HERKES BENİM GİBİ BİR GÜN ASIL AŞAĞILANAN KARANLIKTAN ÇIKABİLİR
Maalesef, son yıllarda sosyal medyanın etkinleşmesi ve medya organlarının dış güçlerin hizmetinde yaptıkları bilinçli eylemlerle, tıpkı Gezi Parkı eylemlerinde olduğu gibi toplumun bir kısmı dış güçlerin tetikçileri elinde gezen silahlara dönüştü. İstikrar sağlanmış bir Türkiye'de, önlerine engel olan ilk isim Erdoğan ve AK Parti hükümeti olmuştu. Ancak burada acı olan, Türkiye'nin jeopolitik önemini ve dış güçlerin insanımız üzerindeki etkisini yanlış okuyanların tepkisiydi. Olabilir, insanlar yanlış davranabilir ama yine de bu toprağın insanıdır, kaybolsa bile karakterini bulur. Bunun en büyük örneği de benim. Ruhuma aykırı ne kadar yanlış varsa yaşamış biri olarak nasıl ki karanlıktan aydınlığa çıkabildiysem, bu ülkede yaşayan insanlar da bunu yapabilir.

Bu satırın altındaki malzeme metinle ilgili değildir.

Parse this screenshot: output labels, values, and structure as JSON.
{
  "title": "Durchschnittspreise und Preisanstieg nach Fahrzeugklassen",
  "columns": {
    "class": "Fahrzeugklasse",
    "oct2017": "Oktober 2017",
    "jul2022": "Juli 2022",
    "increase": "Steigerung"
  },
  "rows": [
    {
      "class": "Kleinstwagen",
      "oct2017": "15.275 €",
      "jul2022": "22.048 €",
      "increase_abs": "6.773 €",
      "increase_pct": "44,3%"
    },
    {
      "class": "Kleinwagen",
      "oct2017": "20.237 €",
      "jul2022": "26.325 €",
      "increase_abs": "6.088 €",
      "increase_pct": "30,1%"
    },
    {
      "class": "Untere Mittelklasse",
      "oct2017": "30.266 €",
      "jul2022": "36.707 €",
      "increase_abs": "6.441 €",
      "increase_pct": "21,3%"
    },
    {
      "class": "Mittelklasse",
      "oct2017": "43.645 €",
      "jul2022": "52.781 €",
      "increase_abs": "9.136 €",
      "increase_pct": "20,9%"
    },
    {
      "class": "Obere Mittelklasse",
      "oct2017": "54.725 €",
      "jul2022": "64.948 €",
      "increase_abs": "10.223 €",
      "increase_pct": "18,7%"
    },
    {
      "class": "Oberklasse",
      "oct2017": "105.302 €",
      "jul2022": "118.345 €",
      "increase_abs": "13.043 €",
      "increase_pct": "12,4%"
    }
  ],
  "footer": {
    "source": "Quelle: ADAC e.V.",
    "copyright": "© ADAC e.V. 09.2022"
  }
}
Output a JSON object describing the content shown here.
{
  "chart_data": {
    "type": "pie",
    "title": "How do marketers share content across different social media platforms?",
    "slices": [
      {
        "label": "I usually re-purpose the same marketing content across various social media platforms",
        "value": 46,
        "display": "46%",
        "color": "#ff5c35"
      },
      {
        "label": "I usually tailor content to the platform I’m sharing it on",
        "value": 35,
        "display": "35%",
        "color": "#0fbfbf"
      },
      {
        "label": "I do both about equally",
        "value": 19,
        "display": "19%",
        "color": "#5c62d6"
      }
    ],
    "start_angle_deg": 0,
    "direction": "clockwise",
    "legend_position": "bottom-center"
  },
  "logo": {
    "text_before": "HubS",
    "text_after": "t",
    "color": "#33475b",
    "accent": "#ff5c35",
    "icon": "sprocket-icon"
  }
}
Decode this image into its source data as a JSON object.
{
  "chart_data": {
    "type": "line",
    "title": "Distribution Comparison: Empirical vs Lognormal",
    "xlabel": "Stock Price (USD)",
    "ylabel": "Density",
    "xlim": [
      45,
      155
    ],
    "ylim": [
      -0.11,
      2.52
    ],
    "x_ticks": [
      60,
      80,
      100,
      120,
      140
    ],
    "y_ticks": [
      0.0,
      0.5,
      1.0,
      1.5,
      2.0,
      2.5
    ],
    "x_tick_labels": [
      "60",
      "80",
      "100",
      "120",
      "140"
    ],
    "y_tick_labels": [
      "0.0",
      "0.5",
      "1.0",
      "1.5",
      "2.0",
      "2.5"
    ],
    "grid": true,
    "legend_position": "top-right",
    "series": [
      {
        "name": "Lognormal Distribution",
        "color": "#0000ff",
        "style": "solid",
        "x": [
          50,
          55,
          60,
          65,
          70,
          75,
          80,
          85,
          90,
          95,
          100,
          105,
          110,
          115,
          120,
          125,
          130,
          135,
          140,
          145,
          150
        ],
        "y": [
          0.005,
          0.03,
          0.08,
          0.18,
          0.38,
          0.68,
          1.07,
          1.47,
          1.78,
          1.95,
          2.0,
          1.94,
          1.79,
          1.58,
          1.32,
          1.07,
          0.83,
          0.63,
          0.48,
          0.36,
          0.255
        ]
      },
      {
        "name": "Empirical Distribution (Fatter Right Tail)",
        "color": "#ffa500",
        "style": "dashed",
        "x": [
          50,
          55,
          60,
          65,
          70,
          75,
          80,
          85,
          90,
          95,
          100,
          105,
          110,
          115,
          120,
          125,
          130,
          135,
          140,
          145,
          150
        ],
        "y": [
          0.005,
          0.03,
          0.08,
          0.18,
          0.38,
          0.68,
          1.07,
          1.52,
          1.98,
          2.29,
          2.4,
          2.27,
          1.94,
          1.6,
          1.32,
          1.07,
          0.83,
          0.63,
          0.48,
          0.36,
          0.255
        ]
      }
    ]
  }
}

ASIL AŞAĞILANAN KARANLIKTAN ÇIKABİLİR YÜZDE 50 AKILLI
Ben bugüne kadar konuşurken adaletsiz davranamazdım. Son 13 yılda ülkenin geldiği nokta belliydi. Yoksullar okutuldu, tarımda dünya sıralamasındaki yerimiz değişti, tarımın milli gelire olan katkısı 70 milyar arttı. Cumhuriyet'ten bu yana ilk defa on binlerce kilometre yol yapıldı. İthalat, ihracat olanakları geliştirilerek ülkenin ekonomisine katkı sağlandı. Amerika ve İsrail'den sonra, insansız hava aracını üreten üçüncü ülke olduk. Bakü-Ceyhan boru hattı ile birlikte, dünyanın en önemli enerji dağıtım merkezlerinden biri haline geldik. SSK ve Bağkur alanında yenilikler yapıldı... Bizler medyanın bize verdiği, aslında uyutmak ve oyalamak için hapları yuttuğumuz esnada, bazıları bu yapılanların görünmesini istemedi.
Aziz Nesin'in söylemini de işin içerisine katıp yüzde 60'lık bir cahil kesimden bahsediliyor. Açık söylemek gerekirse; AK Parti'ye oy veren yüzde 50'lik kesimden bahsediyorum. Aklıma takılan soru ise kendini üstün ve AK Parti'ye oy veren yüzde 50'yi cahil gören zihniyet, madem ki bu kadar zekiydi, niye yüzde 50'den oy alamadı? O yüzde 50'den oy alamadılarsa, bu da o yüzde 50'den daha cahil olduklarının ispatı. Onların cahil dediği Anadolu insanı; ilim, irfan, inanç ve feraseti ile tarihten bugüne değin ülkemizi girmiş olduğu çıkmazlardan hep çıkartmışlardır. Zaten bu şekilde yaklaştıkları için hiçbir şeyi doğru okuyamadılar ve her şeyi ellerine yüzlerine bulaştırdılar."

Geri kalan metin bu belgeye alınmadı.